§ 810.5. Random number generator standards.
(a) The random number generator must be cryptographically strong at the time of submission for approval. When more than one instance of a random number generator is used in an interactive gaming system, each instance must be separately evaluated and certified. When each instance is identical, but involves a different implementation within a game/application, each implementation shall also be separately evaluated and certified. Any outcomes from the random number generator used for game symbol selection/game outcome determination must be shown, by data analysis and a source code read, to:
(1) Be statistically independent.
(2) Be fairly distributed (within statistically expected bounds) over their range.
(3) Pass various recognized statistical tests.
(4) Be cryptographically strong.
(b) Random number generators must adhere to standards in § 461a.7 (relating to slot machine minimum design standards).
(c) The gaming laboratory may employ the use of various recognized tests to determine whether or not the random values produced by the random number generator pass the desired confidence level of 95%. These tests include the following:
(1) Chi-square test.
(2) Equi-distribution (frequency) test.
(3) Gap test.
(4) Overlaps test.
(5) Poker test.
(6) Coupon collectors test.
(7) Permutation test.
(8) Kolmogorov-Smirnov test.
(9) Adjacency criterion tests.
(10) Order statistic test.
(11) Runs tests (patterns of occurrences should not be recurrent).
(12) Interplay correlation test.
(13) Serial correlation test potency and degree of serial correlation (outcomes should be independent of the previous game).
(14) Tests on subsequences.
(15) Poisson distribution.
(d) The scaling method may not compromise the cryptographic strength of the random number generator.

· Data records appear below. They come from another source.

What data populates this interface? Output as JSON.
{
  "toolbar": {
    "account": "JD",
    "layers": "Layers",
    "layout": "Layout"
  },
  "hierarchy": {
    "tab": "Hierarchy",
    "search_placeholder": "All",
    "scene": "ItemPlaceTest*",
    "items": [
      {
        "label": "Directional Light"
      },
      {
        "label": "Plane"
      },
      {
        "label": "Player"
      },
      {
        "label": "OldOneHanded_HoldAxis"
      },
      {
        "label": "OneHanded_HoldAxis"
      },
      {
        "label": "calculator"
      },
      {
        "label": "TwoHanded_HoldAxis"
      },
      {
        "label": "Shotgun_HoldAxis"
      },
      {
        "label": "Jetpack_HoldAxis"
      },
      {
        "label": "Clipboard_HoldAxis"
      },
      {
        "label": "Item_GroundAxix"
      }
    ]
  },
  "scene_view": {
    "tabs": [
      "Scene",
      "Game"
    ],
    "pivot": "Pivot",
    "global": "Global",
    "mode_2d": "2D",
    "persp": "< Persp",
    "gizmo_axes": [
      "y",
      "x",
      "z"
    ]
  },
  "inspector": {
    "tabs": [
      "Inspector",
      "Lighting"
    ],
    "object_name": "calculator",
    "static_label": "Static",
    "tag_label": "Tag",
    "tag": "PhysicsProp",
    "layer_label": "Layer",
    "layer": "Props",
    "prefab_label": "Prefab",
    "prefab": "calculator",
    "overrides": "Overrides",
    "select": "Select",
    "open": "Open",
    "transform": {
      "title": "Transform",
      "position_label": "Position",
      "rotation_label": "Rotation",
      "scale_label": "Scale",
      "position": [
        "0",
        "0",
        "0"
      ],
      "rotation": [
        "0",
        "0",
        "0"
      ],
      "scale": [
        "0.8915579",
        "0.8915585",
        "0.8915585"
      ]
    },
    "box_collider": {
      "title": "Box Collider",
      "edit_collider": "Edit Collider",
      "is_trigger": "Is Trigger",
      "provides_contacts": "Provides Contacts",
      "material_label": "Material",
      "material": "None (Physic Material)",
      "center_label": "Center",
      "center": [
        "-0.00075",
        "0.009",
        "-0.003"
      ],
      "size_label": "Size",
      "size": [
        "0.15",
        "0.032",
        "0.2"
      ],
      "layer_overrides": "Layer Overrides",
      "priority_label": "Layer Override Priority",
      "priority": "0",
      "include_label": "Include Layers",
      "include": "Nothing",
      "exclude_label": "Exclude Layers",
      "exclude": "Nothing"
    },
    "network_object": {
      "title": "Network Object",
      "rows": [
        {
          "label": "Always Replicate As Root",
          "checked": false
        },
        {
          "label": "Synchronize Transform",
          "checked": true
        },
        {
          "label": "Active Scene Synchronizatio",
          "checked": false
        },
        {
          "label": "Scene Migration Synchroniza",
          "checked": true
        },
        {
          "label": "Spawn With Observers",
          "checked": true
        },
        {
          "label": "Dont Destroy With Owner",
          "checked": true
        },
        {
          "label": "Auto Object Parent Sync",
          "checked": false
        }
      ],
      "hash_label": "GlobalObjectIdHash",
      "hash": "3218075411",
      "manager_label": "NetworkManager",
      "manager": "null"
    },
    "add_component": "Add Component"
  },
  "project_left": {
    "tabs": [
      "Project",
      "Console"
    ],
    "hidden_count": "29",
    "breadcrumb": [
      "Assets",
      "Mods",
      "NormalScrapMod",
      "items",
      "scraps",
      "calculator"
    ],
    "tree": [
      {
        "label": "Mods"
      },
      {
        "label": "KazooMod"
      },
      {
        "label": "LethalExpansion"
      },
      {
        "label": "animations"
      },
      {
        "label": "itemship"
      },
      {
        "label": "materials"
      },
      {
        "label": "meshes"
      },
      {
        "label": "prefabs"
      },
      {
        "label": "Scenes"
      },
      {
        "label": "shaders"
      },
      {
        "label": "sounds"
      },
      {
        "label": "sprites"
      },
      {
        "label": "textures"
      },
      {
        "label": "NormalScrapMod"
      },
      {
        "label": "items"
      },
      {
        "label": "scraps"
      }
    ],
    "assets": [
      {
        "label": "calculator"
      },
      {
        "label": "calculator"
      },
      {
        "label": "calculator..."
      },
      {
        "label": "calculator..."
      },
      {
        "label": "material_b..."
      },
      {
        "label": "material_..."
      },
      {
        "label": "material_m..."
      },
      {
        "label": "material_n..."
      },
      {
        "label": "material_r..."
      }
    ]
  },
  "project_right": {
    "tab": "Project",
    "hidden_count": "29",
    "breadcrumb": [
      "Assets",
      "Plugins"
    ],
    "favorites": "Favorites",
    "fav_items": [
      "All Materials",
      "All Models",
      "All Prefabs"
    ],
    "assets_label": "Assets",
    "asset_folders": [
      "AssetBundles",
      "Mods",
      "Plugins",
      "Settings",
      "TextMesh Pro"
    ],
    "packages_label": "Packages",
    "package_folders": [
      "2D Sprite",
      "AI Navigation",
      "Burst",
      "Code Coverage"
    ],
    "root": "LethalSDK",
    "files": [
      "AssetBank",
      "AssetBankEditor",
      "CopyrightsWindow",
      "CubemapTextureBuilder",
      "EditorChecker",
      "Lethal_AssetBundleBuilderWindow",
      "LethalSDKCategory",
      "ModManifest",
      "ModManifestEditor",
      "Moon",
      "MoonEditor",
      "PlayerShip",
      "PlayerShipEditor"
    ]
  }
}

The scaling method must preserve the distribution of the scaled values. For example, if a 32-bit random number generator with a range of the set of integers in the closed interval [0, 232-1] were to be scaled to the range of the set of integers in the closed interval [1, 6] so that the scaled values can be used to simulate the roll of a standard six-sided die, then each integer in the scaled range should theoretically appear with equal frequency. In the example given, if the theoretical frequency for each value is not equal, then the scaling method is considered to have a bias. Thus, a compliant scaling method must have bias equal to zero.
(e) If the interactive gaming system utilizes hard-based random number generators, there must be dynamic/active, real-time monitoring of the output with a sample size large enough to allow for reasonably high statistically powerful testing so that game play is disabled when an output testing failure is detected.
(f) If the interactive gaming system utilizes a software-based random number generator, it must adhere to all of the following:
(1) The period of the random number generator, in conjunction with the methods of implementing the random number generator outcomes, must be sufficiently large to ensure that all game independent outcome combinations/permutations are possible for the given game/application.
(2) The methods of seeding/re-seeding must ensure that all seed values are determined in a manner that does not compromise the cryptographic security of the random number generator.
(3) To ensure that random number generator outcomes cannot be predicted, adequate background cycling/activity must be implemented in between games. Whenever a game outcome is made up of multiple mapped random number generator values, background cycling/activity must be implemented during the game (that is, in between the selection of each mapped random number generator value) to ensure that the game outcome is not comprised of sequential mapped random number generator outcomes. The rate of background cycling/activity must be sufficiently random in and of itself to prevent prediction.